Depending on your browser, you should obtain Jalview specific menus in
the browser (not in Firefox 2.* on MacOSX), which notably allow to
change the coloring rules.
Default coloring follows the
ClustalX code. Hydrophobic are in light
blue (AVILWC), basic are in red (KR), acid are in purple (ED), polar
are in green (NSTQ), aromatic polar in ocean (YH), proline in yellow
(P), glycine in orange (G) and fully conserved cysteine in pink (C).
The annotation below the alignment provides the position of the selected
sites, limited to branches for which the positive selection test is significant. Height of bars is proportional to Bayes
Empirical Bayes (BEB) (
Yang, 2005) confidence (higher values are more significant). In addition, bars are color coded:
light gray for confidence between 50% and 95%, dark grey between 95% and 99%, and black above 99%.

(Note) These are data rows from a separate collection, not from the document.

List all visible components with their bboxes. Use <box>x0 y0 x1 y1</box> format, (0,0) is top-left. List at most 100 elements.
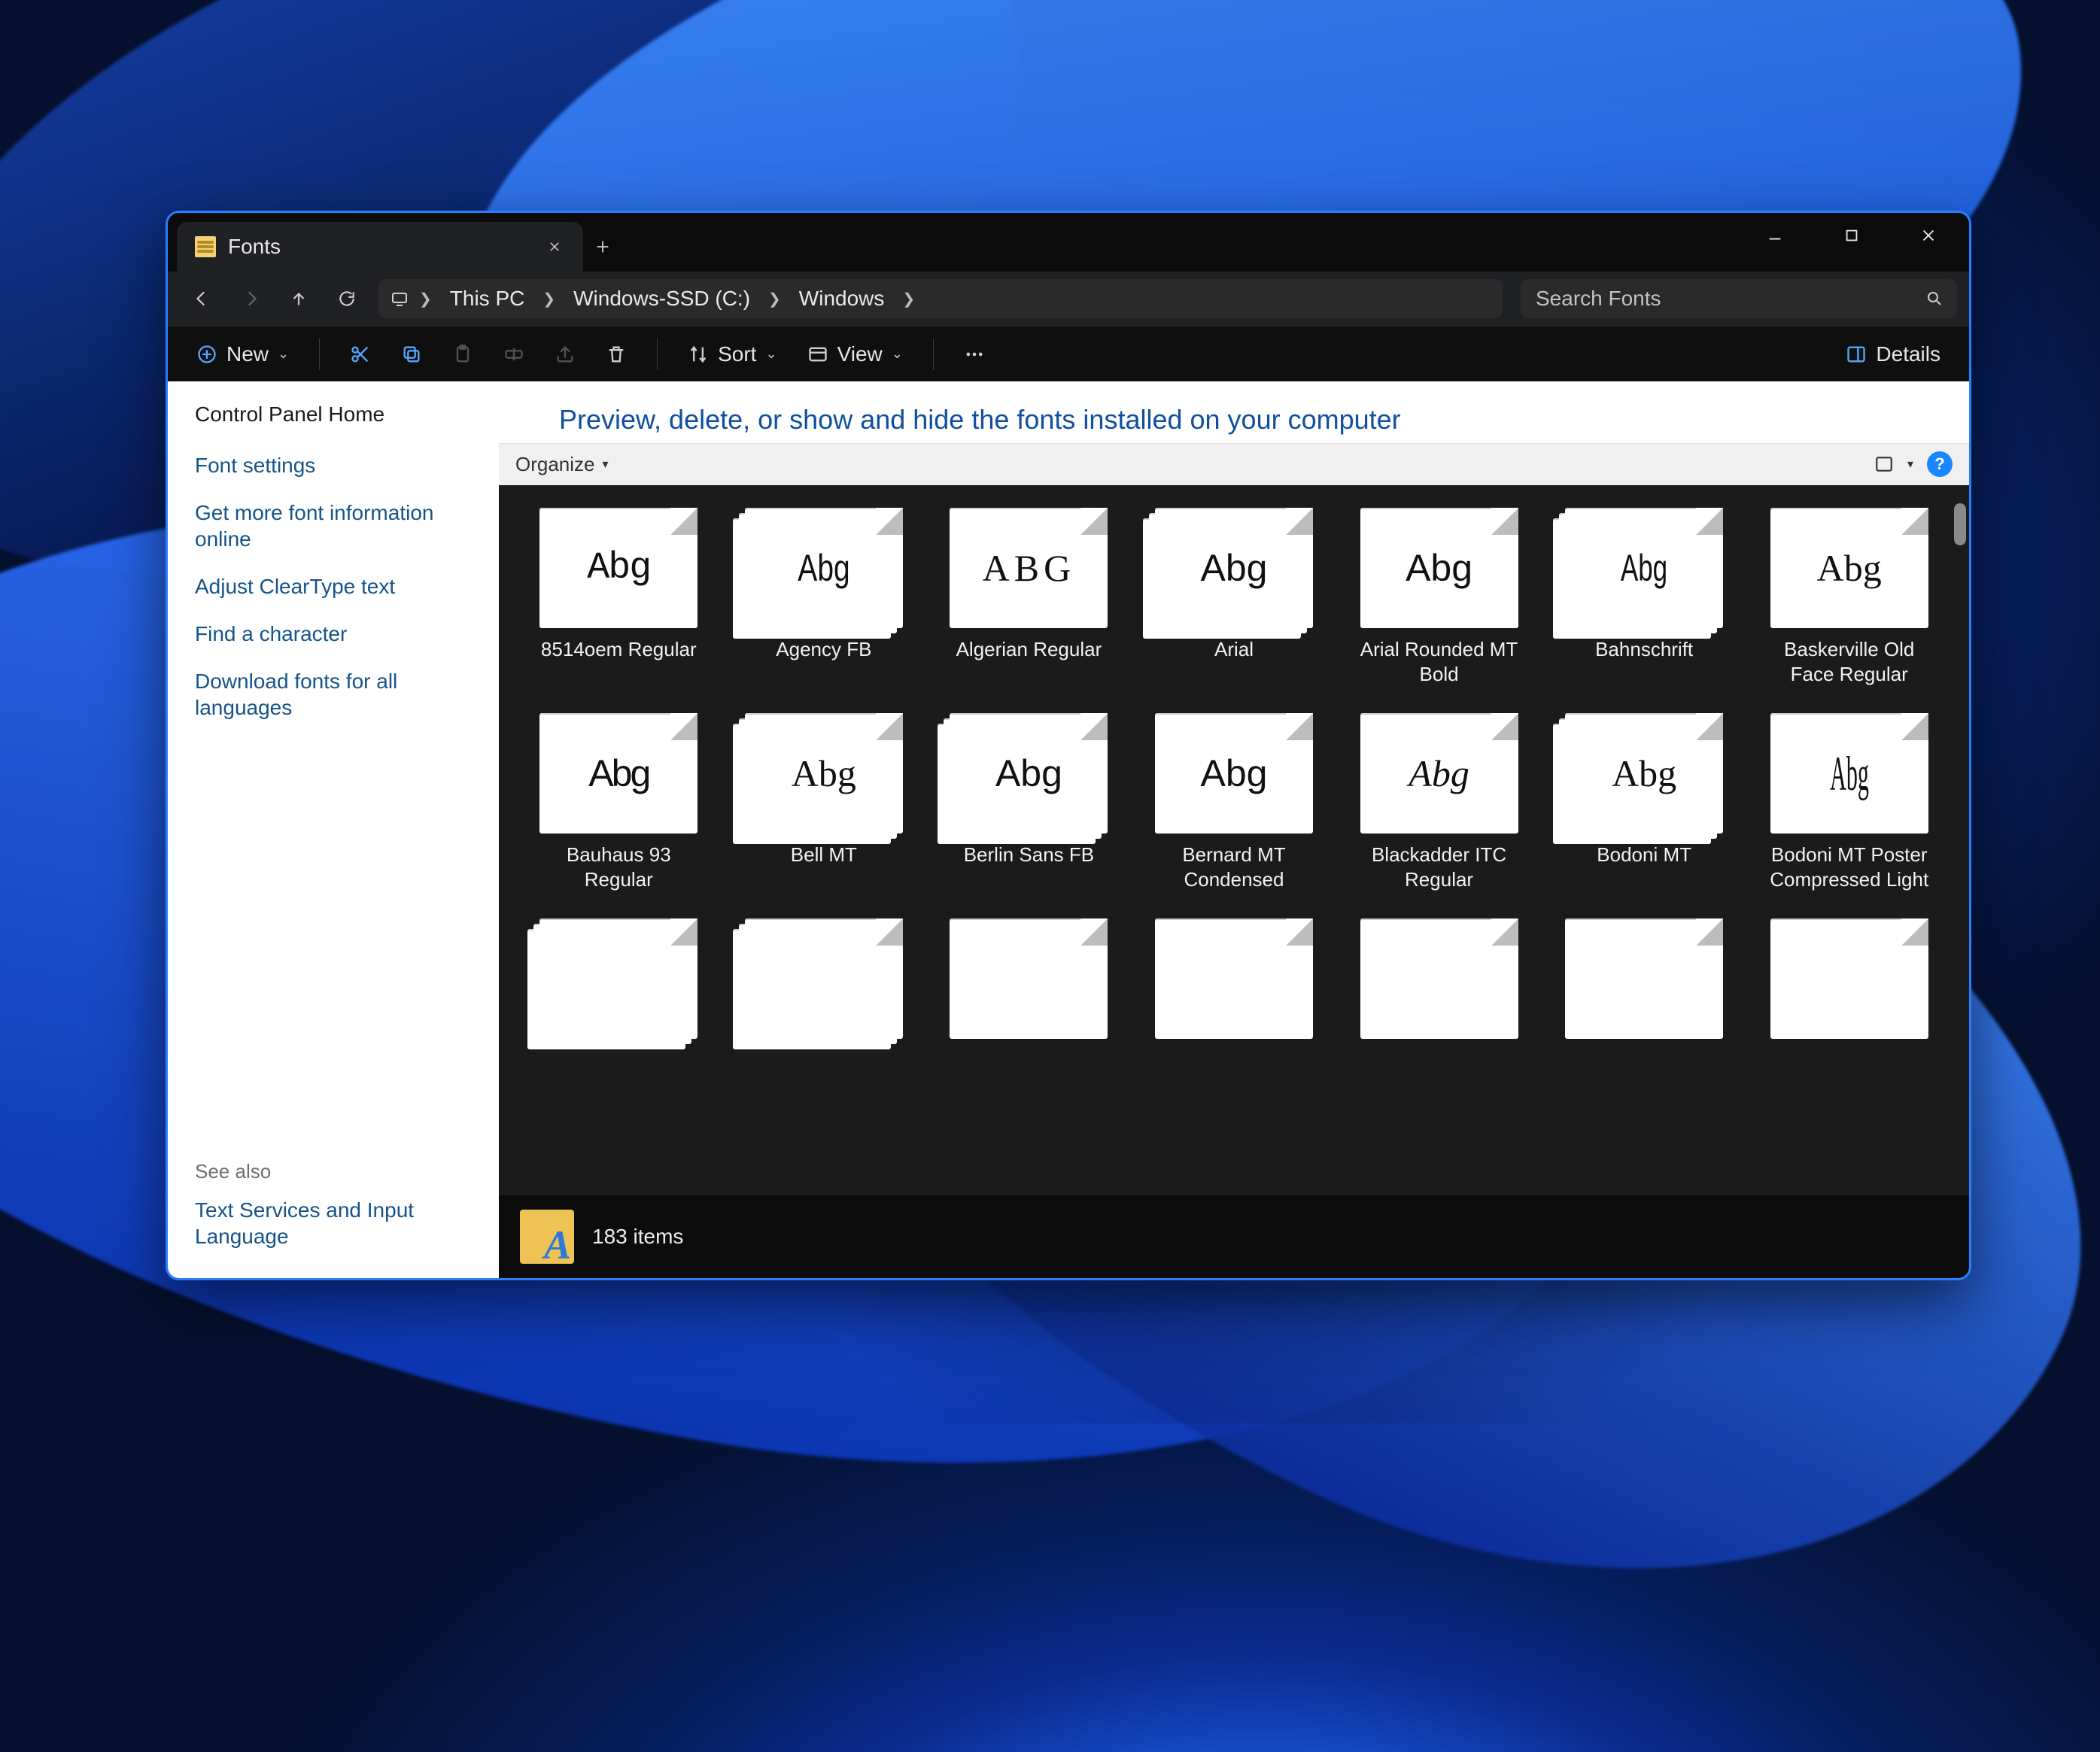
tab-fonts[interactable]: Fonts <box>177 222 583 272</box>
font-grid-wrap: Abg8514oem RegularAbgAgency FBABGAlgeria… <box>499 485 1969 1278</box>
chevron-down-icon: ⌄ <box>278 346 289 362</box>
font-thumbnail <box>1155 919 1313 1039</box>
font-item[interactable]: AbgBaskerville Old Face Regular <box>1759 508 1939 686</box>
share-button[interactable] <box>541 335 589 374</box>
view-button[interactable]: View ⌄ <box>794 335 916 374</box>
font-item[interactable] <box>529 919 709 1048</box>
font-name: Arial <box>1214 637 1254 662</box>
nav-row: ❯ This PC ❯ Windows-SSD (C:) ❯ Windows ❯ <box>168 272 1969 326</box>
details-button[interactable]: Details <box>1832 335 1954 374</box>
font-item[interactable] <box>1144 919 1324 1048</box>
sidebar-link[interactable]: Text Services and Input Language <box>195 1189 472 1257</box>
font-item[interactable]: Abg Berlin Sans FB <box>939 713 1119 891</box>
breadcrumb-item[interactable]: Windows-SSD (C:) <box>566 282 758 315</box>
font-item[interactable]: AbgBodoni MT Poster Compressed Light <box>1759 713 1939 891</box>
delete-button[interactable] <box>592 335 640 374</box>
font-item[interactable]: AbgBell MT <box>734 713 914 891</box>
font-name: Arial Rounded MT Bold <box>1353 637 1526 686</box>
new-tab-button[interactable] <box>583 222 622 272</box>
toolbar: New ⌄ <box>168 326 1969 381</box>
close-button[interactable] <box>1892 213 1965 258</box>
main: Preview, delete, or show and hide the fo… <box>499 381 1969 1278</box>
sidebar-link[interactable]: Adjust ClearType text <box>195 566 472 607</box>
font-item[interactable]: AbgArial Rounded MT Bold <box>1349 508 1529 686</box>
sidebar-home[interactable]: Control Panel Home <box>195 402 472 427</box>
font-item[interactable]: AbgBahnschrift <box>1554 508 1734 686</box>
font-thumbnail: ABG <box>950 508 1108 628</box>
font-thumbnail: Abg <box>1770 713 1928 833</box>
sidebar-link[interactable]: Get more font information online <box>195 492 472 560</box>
sort-label: Sort <box>718 342 756 366</box>
sidebar-link[interactable]: Download fonts for all languages <box>195 660 472 728</box>
fonts-folder-icon <box>520 1210 574 1264</box>
organize-button[interactable]: Organize ▾ <box>515 453 609 476</box>
search-box[interactable] <box>1521 279 1957 318</box>
font-thumbnail: Abg <box>1155 713 1313 833</box>
chevron-right-icon[interactable]: ❯ <box>415 290 436 308</box>
view-icon <box>807 344 828 365</box>
font-item[interactable]: AbgArial <box>1144 508 1324 686</box>
font-name: Berlin Sans FB <box>964 843 1094 867</box>
back-button[interactable] <box>180 281 225 317</box>
font-item[interactable] <box>1759 919 1939 1048</box>
font-thumbnail <box>539 919 697 1039</box>
chevron-right-icon[interactable]: ❯ <box>538 290 560 308</box>
forward-button[interactable] <box>228 281 273 317</box>
breadcrumb-item[interactable]: Windows <box>792 282 892 315</box>
font-item[interactable] <box>939 919 1119 1048</box>
font-item[interactable]: AbgAgency FB <box>734 508 914 686</box>
chevron-down-icon: ▾ <box>603 457 609 472</box>
font-item[interactable] <box>734 919 914 1048</box>
font-thumbnail: Abg <box>950 713 1108 833</box>
font-thumbnail <box>950 919 1108 1039</box>
sidebar-link[interactable]: Font settings <box>195 445 472 486</box>
rename-icon <box>503 344 524 365</box>
font-thumbnail: Abg <box>539 713 697 833</box>
sort-button[interactable]: Sort ⌄ <box>674 335 790 374</box>
minimize-button[interactable] <box>1739 213 1811 258</box>
font-thumbnail <box>745 919 903 1039</box>
pc-icon <box>391 290 409 308</box>
refresh-button[interactable] <box>324 281 369 317</box>
font-name: Baskerville Old Face Regular <box>1763 637 1936 686</box>
organize-label: Organize <box>515 453 595 476</box>
help-button[interactable]: ? <box>1927 451 1953 477</box>
font-name: Bodoni MT <box>1597 843 1691 867</box>
font-item[interactable] <box>1349 919 1529 1048</box>
rename-button[interactable] <box>490 335 538 374</box>
font-item[interactable] <box>1554 919 1734 1048</box>
share-icon <box>555 344 576 365</box>
font-name: Bahnschrift <box>1595 637 1693 662</box>
font-item[interactable]: ABGAlgerian Regular <box>939 508 1119 686</box>
cut-button[interactable] <box>336 335 384 374</box>
font-thumbnail <box>1770 919 1928 1039</box>
up-button[interactable] <box>276 281 321 317</box>
font-thumbnail: Abg <box>745 713 903 833</box>
paste-button[interactable] <box>439 335 487 374</box>
layout-button[interactable] <box>1874 454 1894 474</box>
new-button[interactable]: New ⌄ <box>183 335 302 374</box>
breadcrumb-item[interactable]: This PC <box>442 282 533 315</box>
new-label: New <box>226 342 269 366</box>
tab-close-button[interactable] <box>544 236 565 257</box>
dropdown-caret-icon[interactable]: ▾ <box>1907 457 1913 472</box>
search-input[interactable] <box>1534 286 1918 311</box>
font-item[interactable]: Abg8514oem Regular <box>529 508 709 686</box>
breadcrumb[interactable]: ❯ This PC ❯ Windows-SSD (C:) ❯ Windows ❯ <box>378 279 1503 318</box>
sidebar-link[interactable]: Find a character <box>195 613 472 654</box>
page-title: Preview, delete, or show and hide the fo… <box>499 381 1969 443</box>
chevron-right-icon[interactable]: ❯ <box>898 290 919 308</box>
maximize-button[interactable] <box>1816 213 1888 258</box>
font-item[interactable]: AbgBodoni MT <box>1554 713 1734 891</box>
tabs-strip: Fonts <box>168 213 622 272</box>
font-item[interactable]: AbgBlackadder ITC Regular <box>1349 713 1529 891</box>
font-item[interactable]: AbgBauhaus 93 Regular <box>529 713 709 891</box>
more-button[interactable] <box>950 335 998 374</box>
scrollbar-thumb[interactable] <box>1954 503 1966 545</box>
search-icon[interactable] <box>1925 290 1943 308</box>
font-item[interactable]: AbgBernard MT Condensed <box>1144 713 1324 891</box>
chevron-right-icon[interactable]: ❯ <box>764 290 786 308</box>
copy-button[interactable] <box>387 335 436 374</box>
font-grid[interactable]: Abg8514oem RegularAbgAgency FBABGAlgeria… <box>499 485 1969 1278</box>
copy-icon <box>401 344 422 365</box>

Important note: Although the test on a branch may significantly detect
positive selection over a relatively large proportion of sites (e.g.
5%), data will often not be sufficient to detect all these sites with
good confidence. Thus in many cases fewer sites will be reported by BEB
than expected from the likelihood test. And in some cases no sites will
be predicted by BEB although positive selection is significant for a
proportion of sites on the branch.
In the following example, we highlighted the four fishes of
the Percomorpha clade (Tetraodon, Fugu, Stickleback and Medaka).
The position 364 in the Percomorpha branch is predicted to have been
under positive selection with high
confidence, for a switch to hydrophobic residues (V and I) from
Glutamine (Q). The next position 365 is also predicted to have been under
positive selection, for a switch to Histidine (H) from other amino acids
(P and F), but with lower confidence. The BEB value of the latter is
89.5%, as we can see in the bottom of the window when placing the mouse over the BEB
bar. In the same site, there is also a selection on the Theria branch for a Proline
against Phenylalanine and Histidine (F and H).